As humans we are programmed to succeed. Millions of years of evolution have proved that we can succeed and thrive in any environment where there is food, water and shelter. Work, sports, play, education, and communication these are all factors created by people so that we can develop and thrive even further. However we cannot succeed at any of these without first starting and putting in the required effort to complete the challenge. In any journey of adversity it is the ‘will’ to continue and the ‘heart to carry on’ that makes these stories so compelling.
Any story of a journey that takes us on an emotional roller coaster where we join in the struggle will make us push our imaginations to put us in the picture side-by-side, shoulder to shoulder. Facing enemy and triumphing over the same adversity along with that “anti-hero” that we have grown to love.
One of our favorite hometown boys make good are the likes of Sylvester Stallone’s Rocky Balboa. The Rocky story started with a boxer from nowhere who became the greatest boxer in the world, these stories take us on that journey where we train with him, and feel every blow. We share his sorrow and his success and want to watch it again and again.

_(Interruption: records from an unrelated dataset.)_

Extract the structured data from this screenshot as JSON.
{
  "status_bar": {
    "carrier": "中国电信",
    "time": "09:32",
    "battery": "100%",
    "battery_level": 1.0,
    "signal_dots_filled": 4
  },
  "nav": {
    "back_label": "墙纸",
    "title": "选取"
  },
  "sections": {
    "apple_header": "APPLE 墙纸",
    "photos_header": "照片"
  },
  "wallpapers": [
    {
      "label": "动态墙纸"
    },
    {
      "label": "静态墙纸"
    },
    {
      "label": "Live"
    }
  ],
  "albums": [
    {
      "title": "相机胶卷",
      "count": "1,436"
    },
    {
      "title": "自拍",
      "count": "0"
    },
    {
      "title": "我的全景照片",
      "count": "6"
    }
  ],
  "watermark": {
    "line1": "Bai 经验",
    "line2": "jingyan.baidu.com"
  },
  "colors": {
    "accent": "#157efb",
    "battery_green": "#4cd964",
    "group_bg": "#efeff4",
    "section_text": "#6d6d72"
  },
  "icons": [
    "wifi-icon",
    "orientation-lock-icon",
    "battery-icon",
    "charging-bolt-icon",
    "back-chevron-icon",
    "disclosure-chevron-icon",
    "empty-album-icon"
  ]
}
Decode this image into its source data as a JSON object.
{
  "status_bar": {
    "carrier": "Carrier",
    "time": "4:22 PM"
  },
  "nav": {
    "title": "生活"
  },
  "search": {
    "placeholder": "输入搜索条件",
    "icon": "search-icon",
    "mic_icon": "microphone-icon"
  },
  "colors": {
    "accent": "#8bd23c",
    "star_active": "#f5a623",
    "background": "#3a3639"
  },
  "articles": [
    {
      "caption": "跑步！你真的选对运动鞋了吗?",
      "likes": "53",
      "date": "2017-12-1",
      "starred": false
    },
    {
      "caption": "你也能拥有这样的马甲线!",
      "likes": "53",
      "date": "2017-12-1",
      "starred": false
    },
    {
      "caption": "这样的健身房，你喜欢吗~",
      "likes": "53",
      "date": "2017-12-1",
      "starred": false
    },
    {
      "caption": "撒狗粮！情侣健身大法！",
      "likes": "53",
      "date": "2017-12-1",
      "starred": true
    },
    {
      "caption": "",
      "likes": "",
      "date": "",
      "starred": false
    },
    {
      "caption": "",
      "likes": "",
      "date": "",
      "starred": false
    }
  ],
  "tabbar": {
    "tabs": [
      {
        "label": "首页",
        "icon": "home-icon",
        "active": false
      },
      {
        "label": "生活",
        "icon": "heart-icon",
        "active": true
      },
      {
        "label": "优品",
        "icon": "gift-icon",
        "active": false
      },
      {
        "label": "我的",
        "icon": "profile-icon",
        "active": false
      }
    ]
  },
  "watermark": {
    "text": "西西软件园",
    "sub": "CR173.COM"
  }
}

Other of my favorite anti-hero stories are the story of a father looking for his lost son in ‘Finding Nemo’. Marlin and his sidekick Dory go on a quest to find the missing angel fish baby ‘Nemo’ and discover a great friendship in the process…. but that’s, for another post
These stories teach us that the goal is always achievable, we know that the hero with triumph. The end of the story is just that, it is the end. The real pleasure and satisfaction comes from the journey, it is the journey that captures our imagination and what drives us. This is the real reason we like story and why we follow it to the end. We love adversity and challenge. We want to share the experience of how hard the characters have to ‘try’. That is what grips us and makes us want to make it to the end.
Perhaps with enough stories we can all gain more experience and become better ourselves.